Why We Hurt
Conflict is inevitable in all of our relationships, and romantic relationships are no exception.
Partners in intimate, long-term relationships will surely step on each other’s toes, thereby causing each other emotional pain. Couples need to able to repair painful rifts when they happen in ways that cultivate intimacy, vulnerability, and emotional safety. How might couples do this? To answer this question, we need to understand
(1) what causes emotional pain,
(2) how it can create conflict and ruptures in relationships, and
(3) what couples can do to manage conflict in healthy, constructive ways.
This week’s post will be the first of three in response to these questions. Most of us are familiar with the term “emotional baggage,” which we usually use to refer to the unresolved feelings associated with painful memories, events, and past relationships. All of us have emotional baggage, and in my view, we begin to accumulate our respective assortments of metaphorical Samsonite early in our lives.
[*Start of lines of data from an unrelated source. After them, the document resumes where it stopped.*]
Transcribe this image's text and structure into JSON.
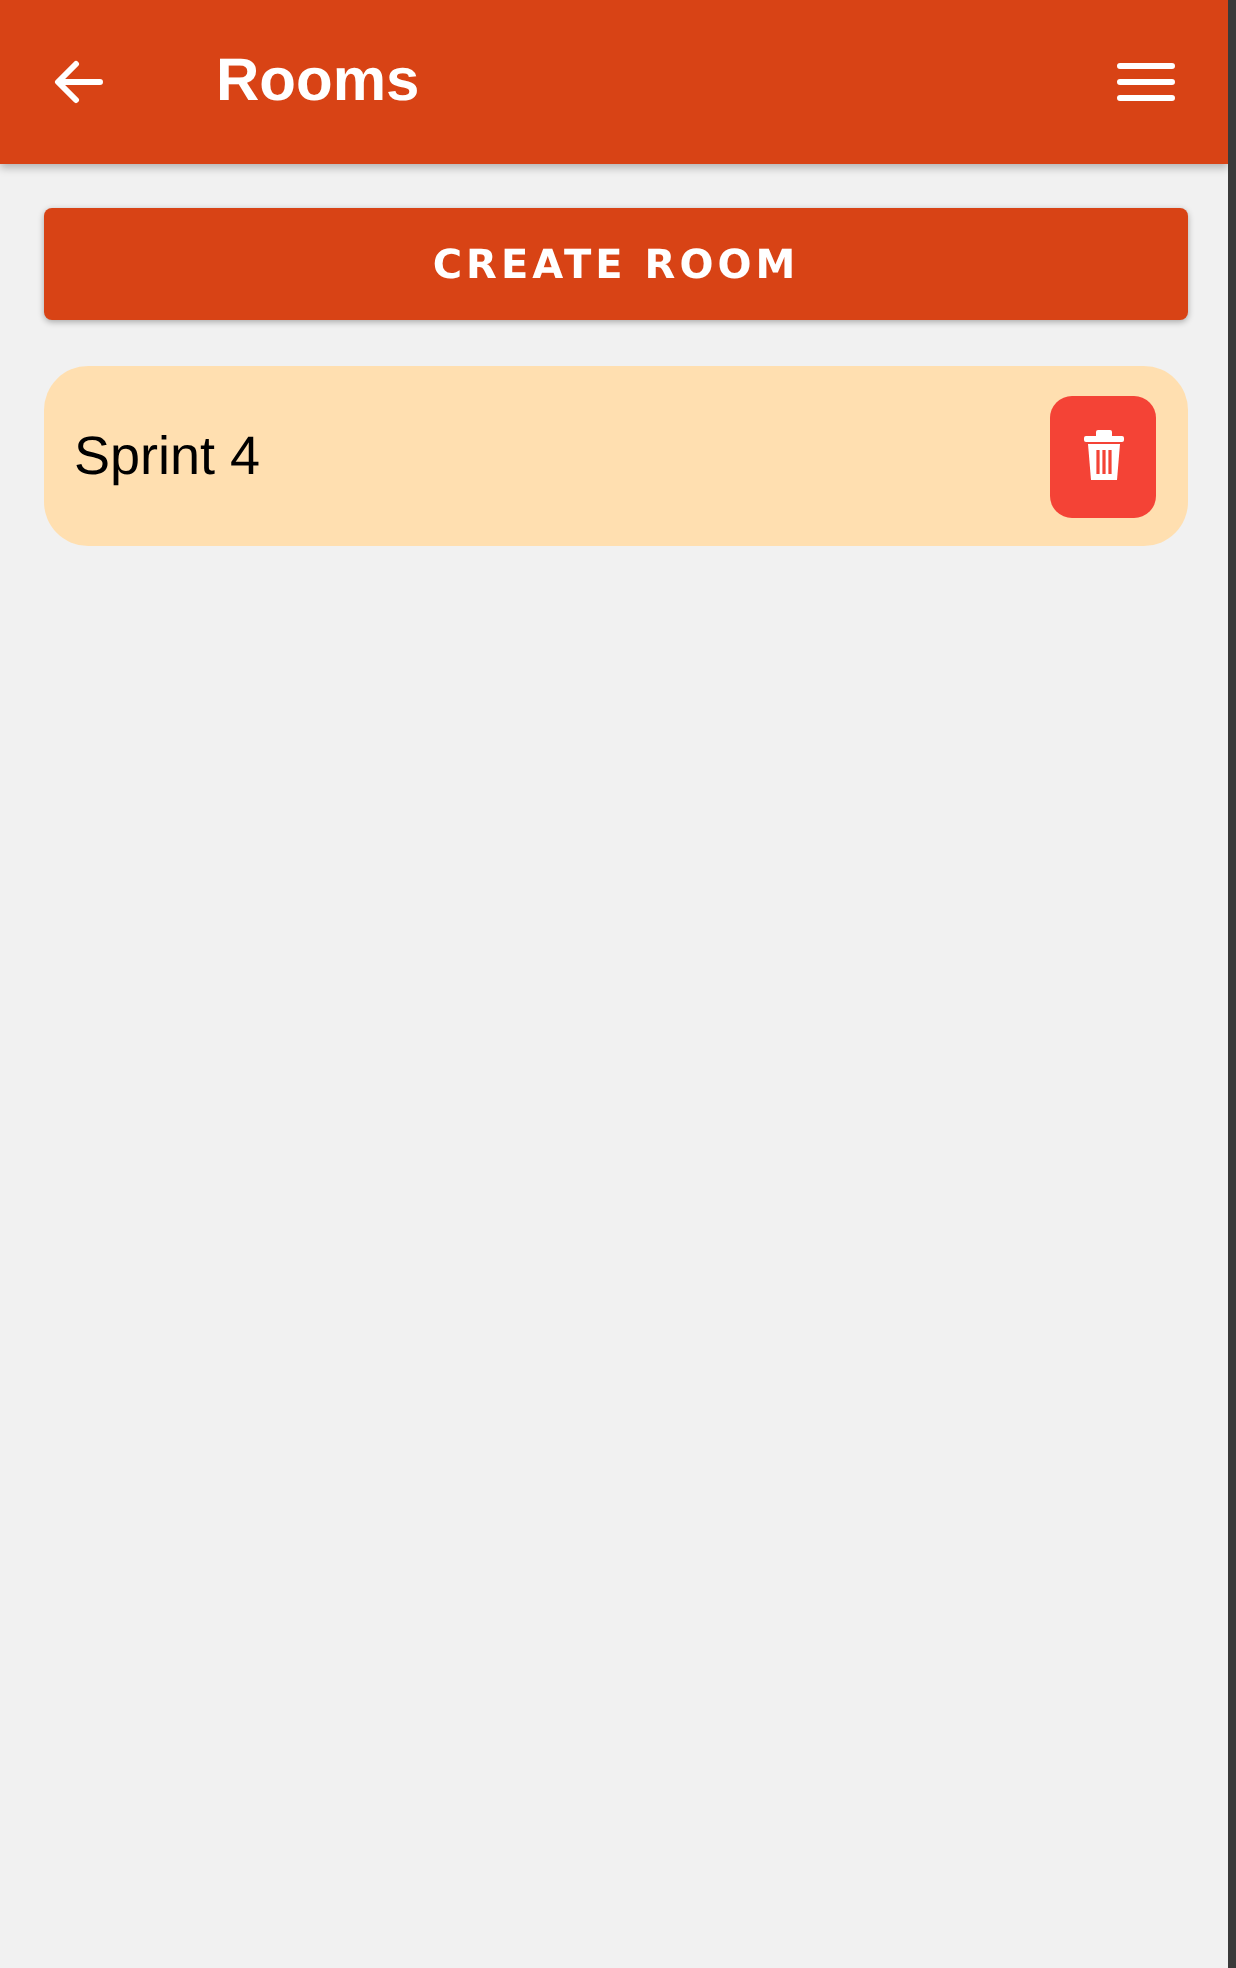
{
  "header": {
    "title": "Rooms"
  },
  "create_button": {
    "label": "CREATE ROOM"
  },
  "rooms": [
    {
      "name": "Sprint 4"
    }
  ]
}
Pain does not come from emotionally hurtful episodes in a child’s life, however. Pain results from the child’s caregivers not paying caring, close attention to the child’s painful feelings in response to the injurious event.
Imagine that a child running around in a park suddenly falls and skins her knee. She immediately begins sobbing and, clutching her wounded knee, seeks out her nearby mother. The child’s mother responds with soothing, comforting overtures, crooning that “oh, honey, that fall really hurt you, didn’t it?” while calmly cleaning and bandaging the wound. What is the child’s response? She rejoins her friends in play, doesn’t she? Neither she nor her knee hurt anymore; her mother was “keyed in” to her feelings about her injury, which made her feel validated, valued, and loved. If the mother had been inadequately responsive, she might have concluded that her expressed emotions about her injury were wrong, inappropriate, or shameful. The child begins to believe that these feelings are expressions of, for instance, an unwanted, unlovable, or inadequate self, and that is what’s painful.
The child’s core beliefs about him- or herself have radically changed, and the child will interpret similar episodes of inadequate responsiveness from others as confirmations of these painful beliefs.
All of us have these painful self-beliefs. Some have to do with how we think about ourselves, e.g., “I am always a burden,” “I am not worthy of love,” or, “I am good for nothing.” Other beliefs have to do with our relationships: “I must adjust to others’ needs (moods, expectations, and the like) to maintain close relationships.” Whatever our core beliefs, we have carried them for a long time, and we naturally want to set down our heavy, wearisome emotional luggage. Next week, we will continue by thinking about how these core beliefs impact our most intimate relationships. But first, I invite you to the difficult work of considering the painful feelings that you return to over and over again.
What are the core beliefs that you carry about yourself? How do they influence you, your feelings, and your relationships?